Commit Graph

4 Commits

Author SHA1 Message Date
wm4 3d0eb4c26c f_async_queue: add various helper functions
Shouldn't change the behavior if not used. Will probably be used in a
later commit.
2020-08-28 20:08:32 +02:00
wm4 71d118733a f_async_queue: don't count EOF frames as samples
That's dumb.
2020-08-28 20:07:12 +02:00
wm4 86068af178 f_async_queue: change reset behavior
Do not make resetting the "access" filters reset the queue itself. This
is more flexible, and will be used in a later commit.

Also, if the queue is not in the reset state while the input access
filter is reset, make it immediately request data again. This is more
consistent, because it'll enter the state it "should" be, rather when
the filter's process function is called at an (essentially) random point
in the future. This means the filter graph will resume work on its own
if the queue was not reset before filter reset.

This could affect the only current user of f_async_queue, the code for
the --vd-queue-enable/--ad-queue-enable feature in f_decoder_wrapper.
But it looks like this already uses it in a compatible way.
2020-08-28 20:06:18 +02:00
wm4 485f335b69 filter: add async queue filter
This is supposed to enable communication between filter graphs on
separate threads. Having multiple threads makes only sense if they can
run concurrently with each other, which requires such an asynchronous
queue as a building block. (Probably.)

The basic idea is that you have two independent filters, which can be
each part of separate filter graphs, but which communicate into one
direction with an explicit queue. This is rather similar to unix pipes.
Just like unix pipes, the queue is limited in size, so that still some
data flow control enforced, and runaway memory usage is avoided.

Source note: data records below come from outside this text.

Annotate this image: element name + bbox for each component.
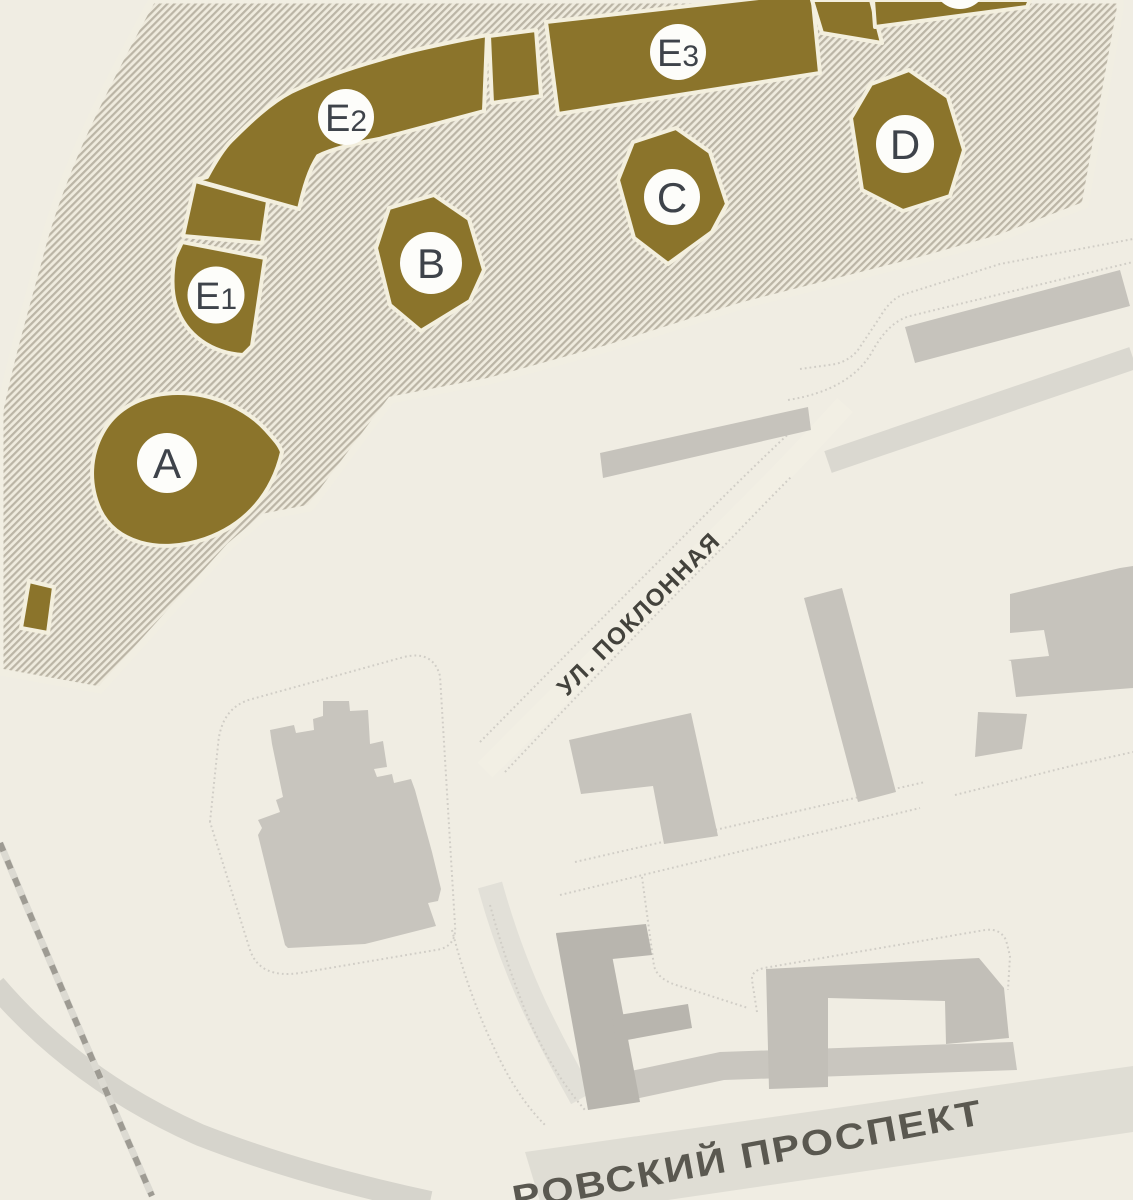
svg-text:E3: E3 (657, 33, 699, 75)
svg-text:C: C (657, 174, 687, 221)
svg-text:B: B (417, 240, 445, 287)
svg-text:D: D (890, 121, 920, 168)
svg-text:E2: E2 (325, 98, 367, 140)
svg-text:A: A (153, 440, 181, 487)
svg-text:E1: E1 (195, 276, 237, 318)
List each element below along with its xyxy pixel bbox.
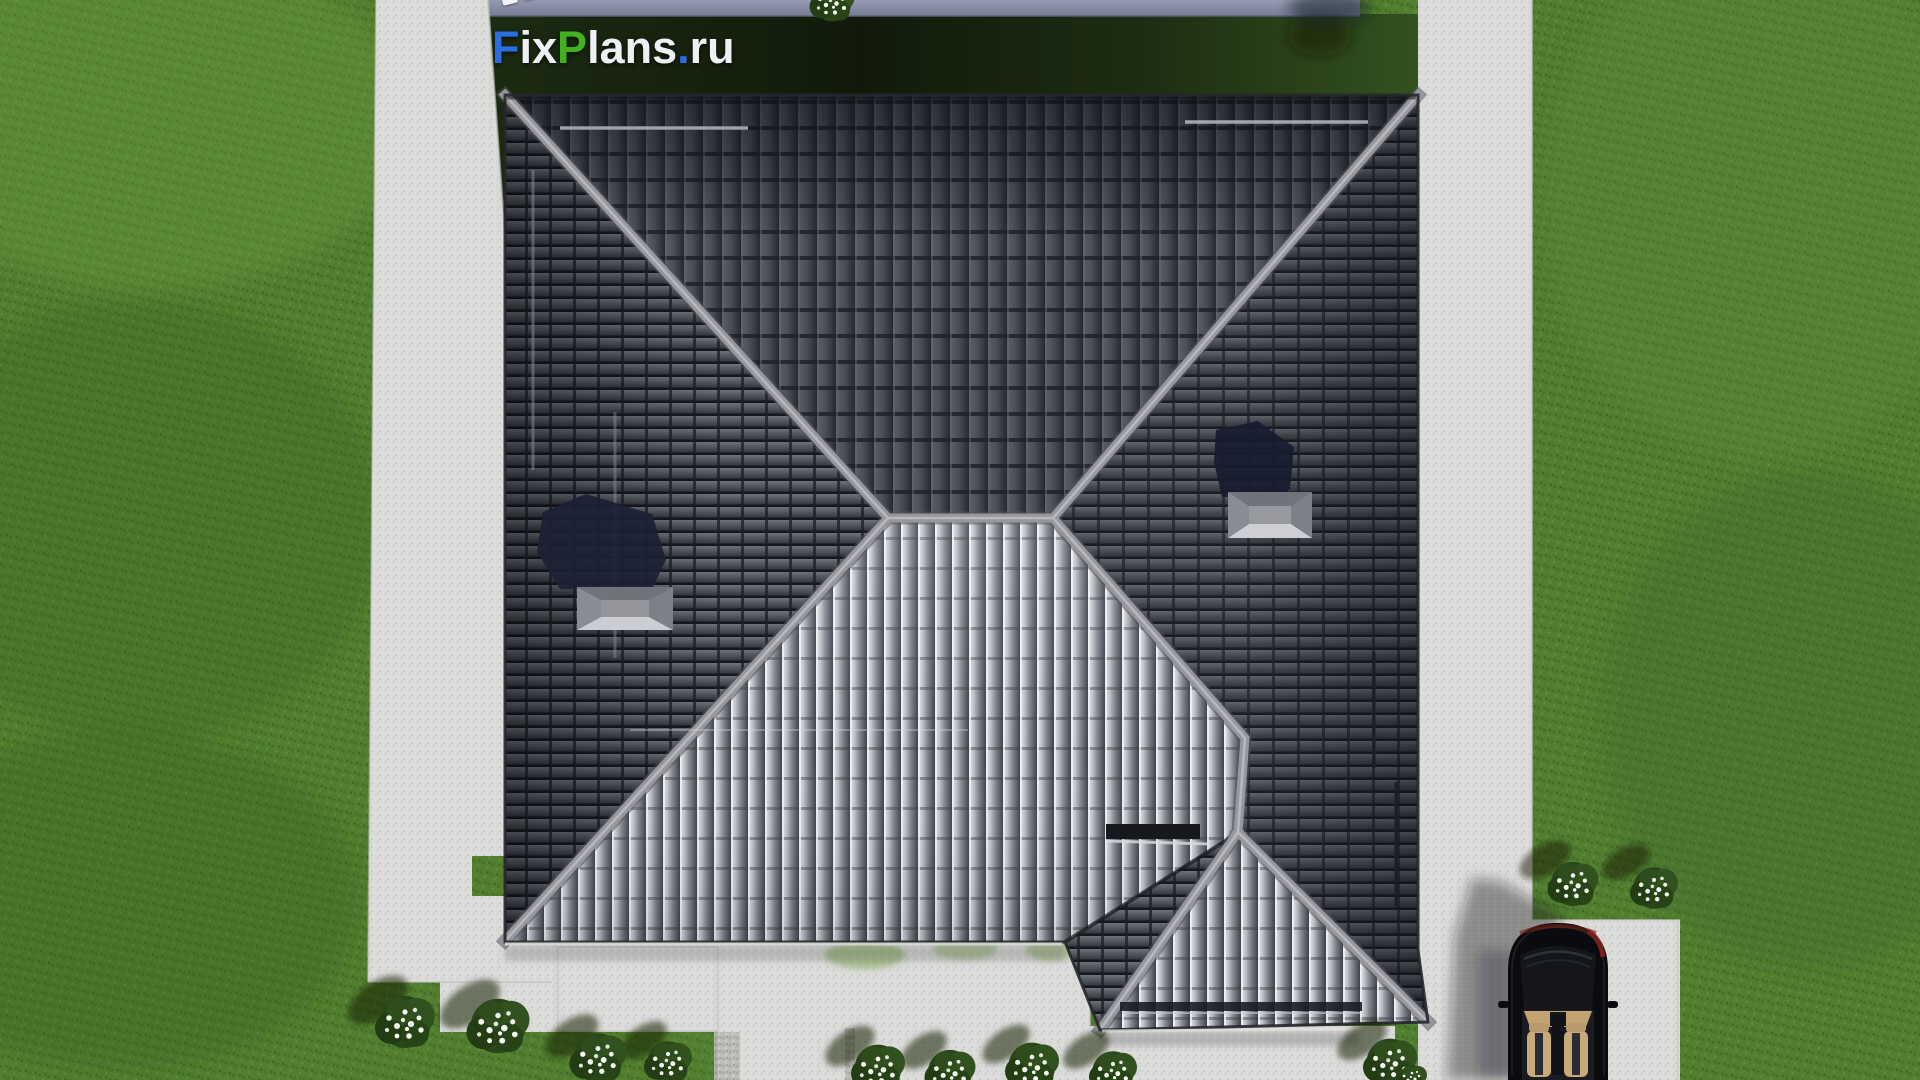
watermark-letter: P bbox=[557, 22, 587, 73]
eave-fascia-garage bbox=[1102, 1029, 1360, 1031]
car-console bbox=[1552, 1015, 1564, 1075]
watermark-letter: . bbox=[677, 22, 690, 73]
car-mirror-left bbox=[1498, 1001, 1509, 1008]
watermark-letter: a bbox=[600, 22, 625, 73]
watermark-letter: u bbox=[707, 22, 735, 73]
render-canvas: FixPlans.ru bbox=[0, 0, 1920, 1080]
watermark-letter: r bbox=[690, 22, 708, 73]
watermark-letter: x bbox=[532, 22, 557, 73]
car-mirror-right bbox=[1607, 1001, 1618, 1008]
watermark-letter: i bbox=[520, 22, 533, 73]
car bbox=[1498, 923, 1618, 1080]
garage-eave-cast-shadow bbox=[1102, 1032, 1360, 1046]
watermark-letter: n bbox=[625, 22, 653, 73]
watermark: FixPlans.ru bbox=[492, 22, 735, 74]
watermark-letter: s bbox=[652, 22, 677, 73]
eave-cast-shadow bbox=[505, 945, 1065, 961]
main-roof bbox=[505, 95, 1428, 1031]
grass-patch bbox=[472, 856, 508, 896]
skylight-left bbox=[577, 587, 673, 630]
boundary-wall-strip bbox=[488, 0, 1360, 16]
watermark-letter: l bbox=[587, 22, 600, 73]
paver-edge-left bbox=[714, 1032, 740, 1080]
skylight-right bbox=[1228, 492, 1312, 538]
scene-svg bbox=[0, 0, 1920, 1080]
watermark-letter: F bbox=[492, 22, 520, 73]
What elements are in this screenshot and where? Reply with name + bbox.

This implementation is pretty dumb. In theory, you could avoid avoid
waking up the filter graphs in quite a lot of situations. For example,
you don't need to wake up the consumer filter if there are already
frames queued. Also, you could add "watermarks" that set a threshold at
which producer or consumer should be woken up to produce/consume more
frames (this would generally serve to "batch" multiple frames at once,
instead of performing high-frequency wakeups). But this is hard, so the
code is dumb. (I just deleted all related code when I still got
situations where wakeups were lost.)

This is actually salvaged and modified from a much older branch I had
lying around. It will be used in the next commit.